Троль же, получив власть, смыкал ветви и погружал всех в дрожащий сумрак.
     Троль знал, что делал. Он уже много лет варил эликсир бессмертия, и основное, что булькало
и парило в котле, — это была вина. Да, не вино, как можно было бы подумать, а именно «вина»,
и её нужно было очень-очень много. Троль заботился не только о себе, но и обо всех прибившихся
к нему. Следуя великой душевной доброте, он не только себя, но и их всех, облегчившихся от вины,
желал лишить смерти...
     А для того чтобы добыть «вину», нужно было совсем немного... Нужен был страх. И вот
в спущенном сумраке Троль, словно плесень, начинал плодить ядовитую вину заблудившихся.

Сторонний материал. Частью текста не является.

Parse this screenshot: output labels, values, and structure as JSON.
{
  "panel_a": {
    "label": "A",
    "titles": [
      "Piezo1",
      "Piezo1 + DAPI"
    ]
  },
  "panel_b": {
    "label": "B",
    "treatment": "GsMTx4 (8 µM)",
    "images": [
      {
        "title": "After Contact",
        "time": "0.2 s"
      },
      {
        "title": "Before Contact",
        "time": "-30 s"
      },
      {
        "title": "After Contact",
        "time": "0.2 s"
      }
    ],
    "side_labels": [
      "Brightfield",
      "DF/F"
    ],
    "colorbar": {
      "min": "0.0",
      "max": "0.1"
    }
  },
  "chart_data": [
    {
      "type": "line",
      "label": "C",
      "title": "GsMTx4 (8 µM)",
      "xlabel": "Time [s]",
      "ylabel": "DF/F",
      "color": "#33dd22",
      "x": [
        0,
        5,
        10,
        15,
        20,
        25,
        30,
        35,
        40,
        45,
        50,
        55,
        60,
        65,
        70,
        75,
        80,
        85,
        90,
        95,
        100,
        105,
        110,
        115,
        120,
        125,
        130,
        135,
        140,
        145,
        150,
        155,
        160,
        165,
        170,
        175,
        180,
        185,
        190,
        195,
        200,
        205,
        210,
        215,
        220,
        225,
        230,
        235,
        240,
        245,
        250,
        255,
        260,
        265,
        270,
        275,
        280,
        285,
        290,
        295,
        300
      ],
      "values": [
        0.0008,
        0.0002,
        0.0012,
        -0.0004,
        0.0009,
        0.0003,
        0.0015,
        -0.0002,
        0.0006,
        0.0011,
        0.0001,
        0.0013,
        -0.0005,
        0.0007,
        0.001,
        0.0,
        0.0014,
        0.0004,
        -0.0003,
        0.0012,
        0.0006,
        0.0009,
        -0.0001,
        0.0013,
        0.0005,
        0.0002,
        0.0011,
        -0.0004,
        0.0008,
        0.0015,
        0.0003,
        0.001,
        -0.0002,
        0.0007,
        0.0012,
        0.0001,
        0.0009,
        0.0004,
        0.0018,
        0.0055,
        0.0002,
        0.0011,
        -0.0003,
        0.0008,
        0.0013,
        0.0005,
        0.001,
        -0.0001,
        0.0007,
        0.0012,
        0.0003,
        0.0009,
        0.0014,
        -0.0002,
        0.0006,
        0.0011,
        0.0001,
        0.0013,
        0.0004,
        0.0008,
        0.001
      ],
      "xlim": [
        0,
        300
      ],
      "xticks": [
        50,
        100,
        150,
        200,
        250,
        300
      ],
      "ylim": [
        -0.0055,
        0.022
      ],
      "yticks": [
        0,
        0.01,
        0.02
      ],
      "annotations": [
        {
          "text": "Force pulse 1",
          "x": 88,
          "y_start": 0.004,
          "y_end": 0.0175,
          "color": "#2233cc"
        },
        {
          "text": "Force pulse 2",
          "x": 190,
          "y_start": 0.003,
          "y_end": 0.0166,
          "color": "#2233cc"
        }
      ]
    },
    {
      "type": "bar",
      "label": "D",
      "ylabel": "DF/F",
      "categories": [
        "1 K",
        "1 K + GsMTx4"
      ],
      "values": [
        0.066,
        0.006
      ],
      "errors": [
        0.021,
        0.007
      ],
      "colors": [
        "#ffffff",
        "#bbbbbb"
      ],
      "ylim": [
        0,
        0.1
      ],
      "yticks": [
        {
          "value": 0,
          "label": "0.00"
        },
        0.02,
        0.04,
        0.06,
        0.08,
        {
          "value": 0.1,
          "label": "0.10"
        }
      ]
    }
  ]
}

Главное, было направить ход их мыслей, и отменная тёмная жижа начинала стекать в бурлящий
котёл. И Троль направлял...
     Вина — это не кровь, но, рождая, вырывать её, после, из сердца, было слишком больно.

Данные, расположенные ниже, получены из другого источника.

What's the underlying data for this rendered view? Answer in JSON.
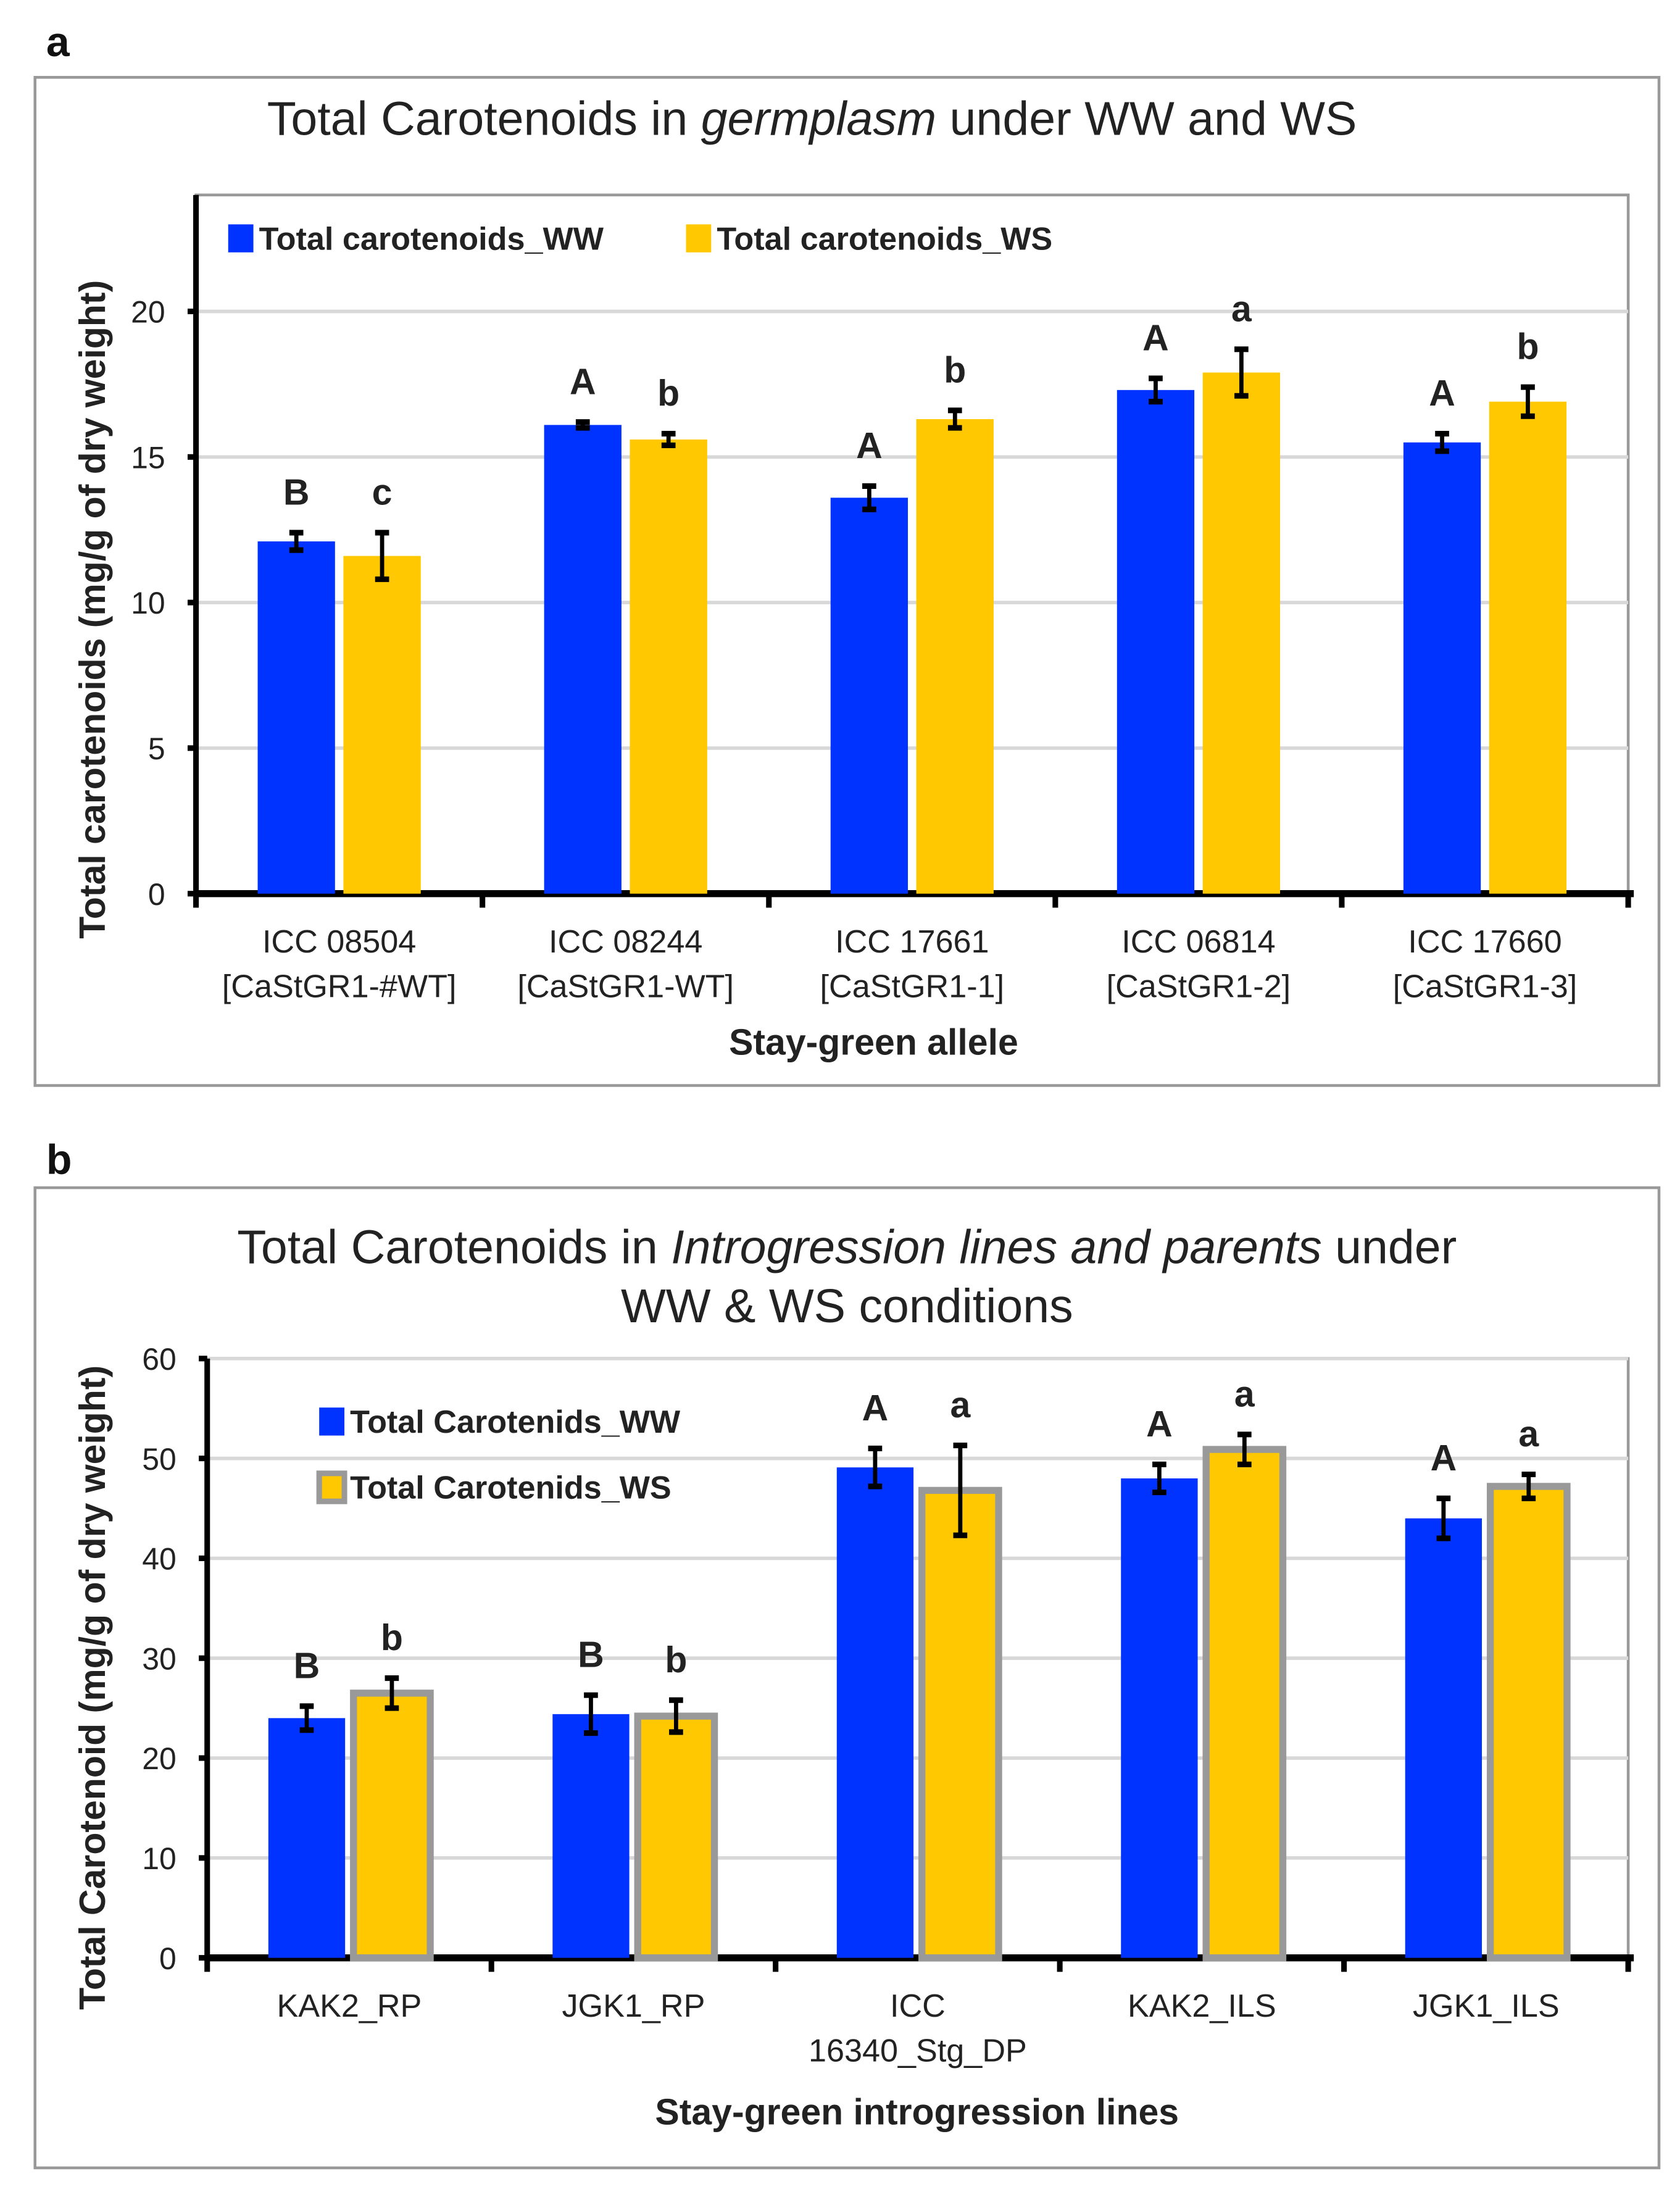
{
  "chart_data": [
    {
      "type": "bar",
      "panel_label": "a",
      "title_pre": "Total Carotenoids in ",
      "title_italic": "germplasm",
      "title_post": " under WW and WS",
      "xlabel": "Stay-green allele",
      "ylabel": "Total carotenoids (mg/g of dry weight)",
      "ylim": [
        0,
        24
      ],
      "yticks": [
        0,
        5,
        10,
        15,
        20
      ],
      "grid": true,
      "legend_placement": "top-left",
      "categories": [
        [
          "ICC 08504",
          "[CaStGR1-#WT]"
        ],
        [
          "ICC 08244",
          "[CaStGR1-WT]"
        ],
        [
          "ICC 17661",
          "[CaStGR1-1]"
        ],
        [
          "ICC 06814",
          "[CaStGR1-2]"
        ],
        [
          "ICC 17660",
          "[CaStGR1-3]"
        ]
      ],
      "series": [
        {
          "name": "Total carotenoids_WW",
          "color": "#0033FF",
          "values": [
            12.1,
            16.1,
            13.6,
            17.3,
            15.5
          ],
          "errors": [
            0.3,
            0.1,
            0.4,
            0.4,
            0.3
          ],
          "letters": [
            "B",
            "A",
            "A",
            "A",
            "A"
          ]
        },
        {
          "name": "Total carotenoids_WS",
          "color": "#FFC800",
          "values": [
            11.6,
            15.6,
            16.3,
            17.9,
            16.9
          ],
          "errors": [
            0.8,
            0.2,
            0.3,
            0.8,
            0.5
          ],
          "letters": [
            "c",
            "b",
            "b",
            "a",
            "b"
          ]
        }
      ]
    },
    {
      "type": "bar",
      "panel_label": "b",
      "title_pre": "Total Carotenoids in ",
      "title_italic": "Introgression lines and parents",
      "title_post": " under",
      "title_line2": "WW & WS conditions",
      "xlabel": "Stay-green introgression lines",
      "ylabel": "Total Carotenoid (mg/g of dry weight)",
      "ylim": [
        0,
        60
      ],
      "yticks": [
        0,
        10,
        20,
        30,
        40,
        50,
        60
      ],
      "grid": true,
      "legend_placement": "top-left",
      "categories": [
        [
          "KAK2_RP"
        ],
        [
          "JGK1_RP"
        ],
        [
          "ICC",
          "16340_Stg_DP"
        ],
        [
          "KAK2_ILS"
        ],
        [
          "JGK1_ILS"
        ]
      ],
      "series": [
        {
          "name": "Total Carotenids_WW",
          "color": "#0033FF",
          "values": [
            24.0,
            24.4,
            49.1,
            48.0,
            44.0
          ],
          "errors": [
            1.2,
            1.9,
            1.9,
            1.4,
            2.0
          ],
          "letters": [
            "B",
            "B",
            "A",
            "A",
            "A"
          ]
        },
        {
          "name": "Total Carotenids_WS",
          "color": "#FFC800",
          "values": [
            26.5,
            24.2,
            46.8,
            50.9,
            47.2
          ],
          "errors": [
            1.5,
            1.6,
            4.5,
            1.5,
            1.2
          ],
          "letters": [
            "b",
            "b",
            "a",
            "a",
            "a"
          ]
        }
      ]
    }
  ]
}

Отдавая же её регулярно, донор постепенно терял силы к обессмысленной жизни и становился
прозрачным, в ожидании представляемого и недосягаемого мира, который он, обессиленный,
каждый раз видел краешком глаза, когда его свежая вина начинала бурлить, перемешиваясь
с общим густым варевом.
     Спустя некоторое время, испуганные, отравленные глубиной понимания, собравшиеся вокруг
Троля начинали видеть свою вину во всём, что с ними происходило, за всё, что с ними происходит,
и даже за то, что с ними будет происходить, потому что в их случайных мыслях уже был зачаток
вины. И многие начинали бояться думать, но это их уже не спасало...
     А вина, источая омерзение, всё лилась, наполняя закопчённый бездонный котёл.

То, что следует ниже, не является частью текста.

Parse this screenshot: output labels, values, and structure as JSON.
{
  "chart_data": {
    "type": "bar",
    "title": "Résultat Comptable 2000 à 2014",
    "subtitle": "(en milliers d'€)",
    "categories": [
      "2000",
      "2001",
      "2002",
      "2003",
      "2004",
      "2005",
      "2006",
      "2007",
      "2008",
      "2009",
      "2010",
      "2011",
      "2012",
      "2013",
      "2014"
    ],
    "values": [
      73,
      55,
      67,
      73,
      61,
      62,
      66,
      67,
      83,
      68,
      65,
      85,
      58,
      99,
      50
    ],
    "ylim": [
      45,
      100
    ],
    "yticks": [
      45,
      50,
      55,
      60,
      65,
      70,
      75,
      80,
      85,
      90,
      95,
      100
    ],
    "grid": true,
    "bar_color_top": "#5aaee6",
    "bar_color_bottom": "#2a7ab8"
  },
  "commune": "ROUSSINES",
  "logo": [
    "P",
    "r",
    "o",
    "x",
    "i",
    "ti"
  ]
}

     Больше всех вины отдавали красивые, стройные, ясноглазые с длинными волосами, излучающие
очарование, словно сошедшие с полотен древних мастеров, умеющих передать женскую красоту.
Ох как же Троль их любил... Ниточка их вины тянулась ещё от ворот Эдемского сада, и для Троля
они были просто незаменимы. Ах как же чистосердечно вместе с ручьями слёз они отдавали свою
бесконечную вину... А вместе с этой виной отдавали дни, месяцы, годы и размытую в акварели
красоту...
     Троль не был ценителем красоты. Ему некогда было любоваться, разглядывая цветы чужих
душ. Он просто был уверен, что все устроены примерно одинаково, а на всплывающие нюансы
и шероховатости можно было закрыть глаза. И он точно знал: чем больше присутствует красоты,
тем и вины тоже больше; по-другому и быть не могло...
     Но жёсткое сердце Троля всё-таки было добрым, и, сразу после сдачи очередной порции вины,
он вновь раздвигал густые заросли и открывал отдавшему прекрасный, напитанный первозданным
дыханием, недостижимый солнечный мир, говоря, что, как только будет готово зелье, они все, все
до единого, будут жить именно в нём. Жить и наслаждаться звучащей тишиной, вмещающей
невместимое...
     Эти видения наполняли радостью пустоту сердец, и притихшие, заглядывающие с надеждой
в глаза Троля, безоговорочно верили ему... Они чувствовали себя счастливыми детьми под надёжной
властью Троля, и их наивные необъяснимые улыбки освещали сумрак, а их просохшие глаза отражали
тот далёкий и сказочный мир, увиденный сквозь ветви деревьев. Мир, в котором они все уже давно
мысленно жили.
     Были, конечно, и те, кто всё-таки, несмотря ни на что, не побоявшись леса и заверений Троля
о злобных тропах, усеянных новой виной, от которой потом даже сложно будет избавиться, о том,
что без него они пропадут в этом непроходимом лесу, о том, что без его зелья они не получат
бессмертия..., уходили. Глупцы или смельчаки — они всё-таки решались уйти, отдав взамен за
свободу свою детскую радость и оберегаемую Тролем наивную беспечность, тут же вспыхивающие,
по воле Троля, в искрах костра.
     Нет, они не хотели, под тяжестью вины, с налипшей на подошвы грязью, бесконечно кружа,
блудить по лесу. Они хотели, сбросив ботинки, обрести лёгкость и, пусть даже ободрав крылья,
взмыть из лап цепких лесных сучьев в обещанные солнечные просторы. Они помнили, что умеют
летать и знали, что там, в чистой синеве, рассыпан океан сияющей радости.